Les constructeurs de ces automobiles peuvent collecter des informations personnelles sur la façon dont vous interagissez avec votre voiture, les services connectés que vous utilisez dans votre voiture, l’application de la voiture (qui fournit une passerelle vers les informations sur votre téléphone) et peuvent recueillir encore plus d’informations sur vous à partir de sources tierces comme Sirius XM ou Google Maps.
L’étude montre également que 92 % des marques n’offrent aucun contrôle aux utilisateurs sur leurs données, à l’exception de Renault et Dacia, protégées par les régulations européennes (RGPD). De plus, aucune des marques n’a été en mesure de démontrer le respect des normes minimales de sécurité des données, et plusieurs ont des antécédents de violations et de piratages.

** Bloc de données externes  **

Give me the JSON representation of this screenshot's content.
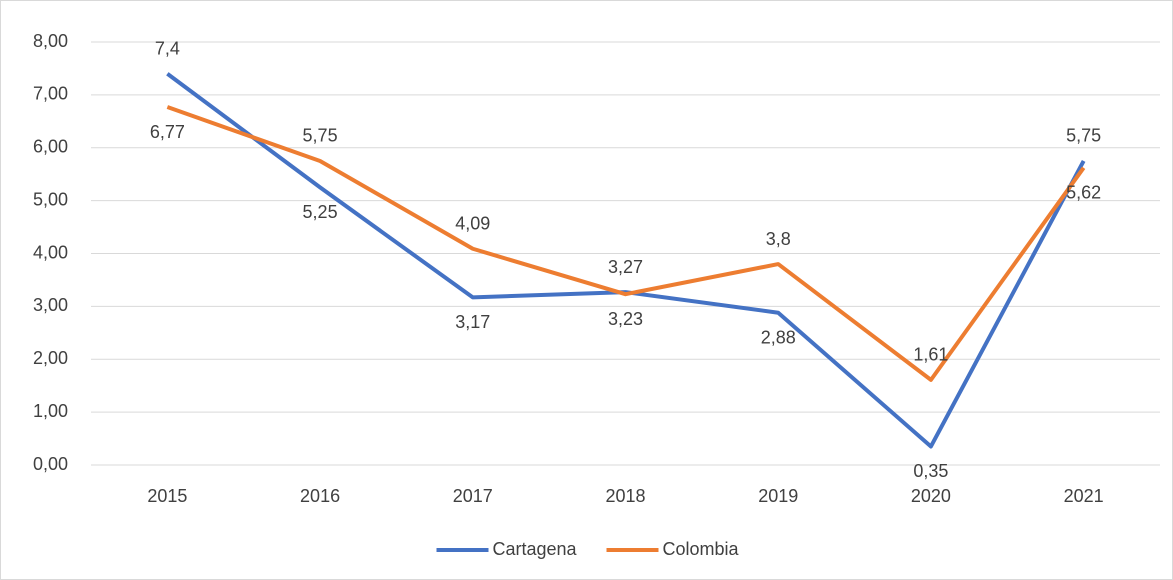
{
  "chart_data": {
    "type": "line",
    "categories": [
      "2015",
      "2016",
      "2017",
      "2018",
      "2019",
      "2020",
      "2021"
    ],
    "series": [
      {
        "name": "Cartagena",
        "color": "#4472c4",
        "values": [
          7.4,
          5.25,
          3.17,
          3.27,
          2.88,
          0.35,
          5.75
        ],
        "value_labels": [
          "7,4",
          "5,25",
          "3,17",
          "3,27",
          "2,88",
          "0,35",
          "5,75"
        ]
      },
      {
        "name": "Colombia",
        "color": "#ed7d31",
        "values": [
          6.77,
          5.75,
          4.09,
          3.23,
          3.8,
          1.61,
          5.62
        ],
        "value_labels": [
          "6,77",
          "5,75",
          "4,09",
          "3,23",
          "3,8",
          "1,61",
          "5,62"
        ]
      }
    ],
    "ylim": [
      0,
      8
    ],
    "yticks": [
      {
        "value": 0,
        "label": "0,00"
      },
      {
        "value": 1,
        "label": "1,00"
      },
      {
        "value": 2,
        "label": "2,00"
      },
      {
        "value": 3,
        "label": "3,00"
      },
      {
        "value": 4,
        "label": "4,00"
      },
      {
        "value": 5,
        "label": "5,00"
      },
      {
        "value": 6,
        "label": "6,00"
      },
      {
        "value": 7,
        "label": "7,00"
      },
      {
        "value": 8,
        "label": "8,00"
      }
    ],
    "grid": true,
    "legend": "bottom"
  }
}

Toutes les marques automobiles de cette liste, à l’exception de Tesla, Renault et Dacia, ont signé une liste de principes de protection des consommateurs du groupe industriel automobile américain ALLIANCE FOR AUTOMOTIVE INNOVATION, INC. La liste comprend d’excellents principes de préservation de la vie privée tels que la « minimisation des données », la « transparence » et le « choix ». Mais combien de marques automobiles suivent ces principes ?

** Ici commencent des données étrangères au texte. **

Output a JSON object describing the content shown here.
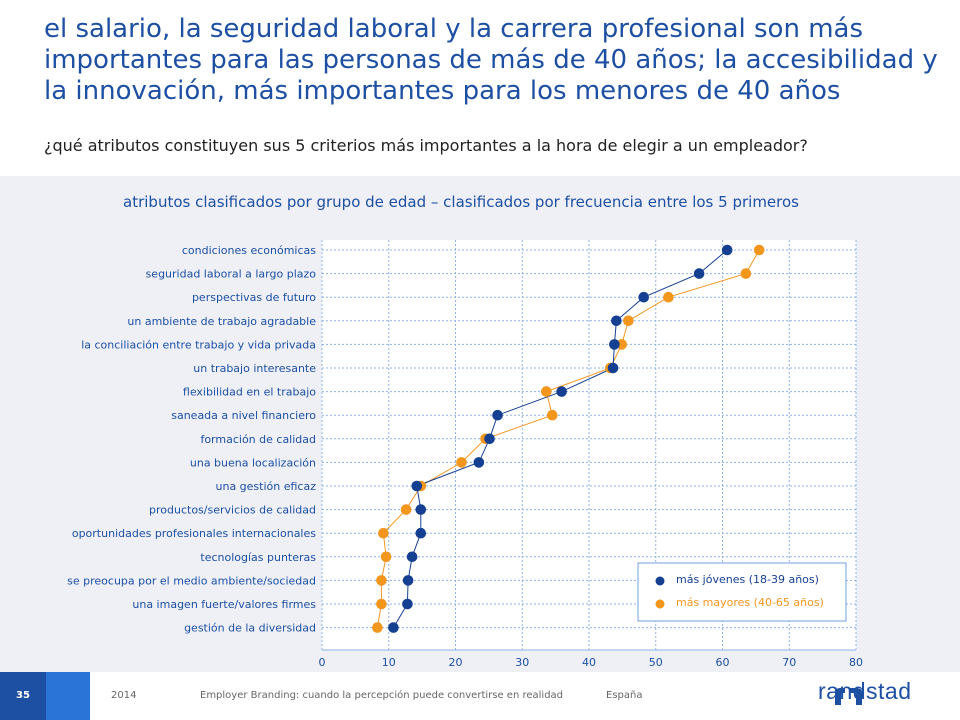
{
  "header": {
    "title": "el salario, la seguridad laboral y la carrera profesional son más importantes para las personas de más de 40 años; la accesibilidad y la innovación, más importantes para los menores de 40 años",
    "subtitle": "¿qué atributos constituyen sus 5 criterios más importantes a la hora de elegir a un empleador?"
  },
  "footer": {
    "page_number": "35",
    "year": "2014",
    "text": "Employer Branding: cuando la percepción puede convertirse en realidad",
    "country": "España",
    "logo_text": "randstad"
  },
  "colors": {
    "younger": "#153f91",
    "older": "#f2961e",
    "accent": "#1d4fa3",
    "panel": "#eef0f6"
  },
  "chart_data": {
    "type": "scatter",
    "title": "atributos clasificados por grupo de edad – clasificados por frecuencia entre los 5 primeros",
    "categories": [
      "condiciones económicas",
      "seguridad laboral a largo plazo",
      "perspectivas de futuro",
      "un ambiente de trabajo agradable",
      "la conciliación entre trabajo y vida privada",
      "un trabajo interesante",
      "flexibilidad en el trabajo",
      "saneada a nivel financiero",
      "formación de calidad",
      "una buena localización",
      "una gestión eficaz",
      "productos/servicios de calidad",
      "oportunidades profesionales internacionales",
      "tecnologías punteras",
      "se preocupa por el medio ambiente/sociedad",
      "una imagen fuerte/valores firmes",
      "gestión de la diversidad"
    ],
    "series": [
      {
        "name": "más jóvenes (18-39 años)",
        "color": "#153f91",
        "values": [
          60.7,
          56.5,
          48.2,
          44.1,
          43.8,
          43.6,
          35.9,
          26.3,
          25.1,
          23.5,
          14.2,
          14.8,
          14.8,
          13.5,
          12.9,
          12.8,
          10.7
        ]
      },
      {
        "name": "más mayores (40-65 años)",
        "color": "#f2961e",
        "values": [
          65.5,
          63.5,
          51.9,
          45.9,
          44.9,
          43.2,
          33.6,
          34.5,
          24.5,
          20.9,
          14.8,
          12.6,
          9.2,
          9.6,
          8.9,
          8.9,
          8.3
        ]
      }
    ],
    "xlim": [
      0,
      80
    ],
    "xticks": [
      0,
      10,
      20,
      30,
      40,
      50,
      60,
      70,
      80
    ],
    "grid": true,
    "legend_position": "bottom-right"
  }
}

Tesla, notamment, se distingue en obtenant le maximum de mentions négatives en matière de confidentialité, son pilote automatique alimenté par IA étant impliqué dans de nombreux accidents. En outre, l’analyse montre que les constructeurs ignorent souvent le consentement des utilisateurs. Subaru, par exemple, considère que les passagers d’un véhicule connecté consentent automatiquement à la collecte de leurs données simplement en montant dans la voiture.
Dans ce contexte, les consommateurs sont largement désavantagés, car les options de choix en matière de protection de la vie privée sont presque inexistantes dans le secteur automobile. Bien que certaines mesures puissent limiter la collecte de données, elles restent marginales face à l’ampleur du problème.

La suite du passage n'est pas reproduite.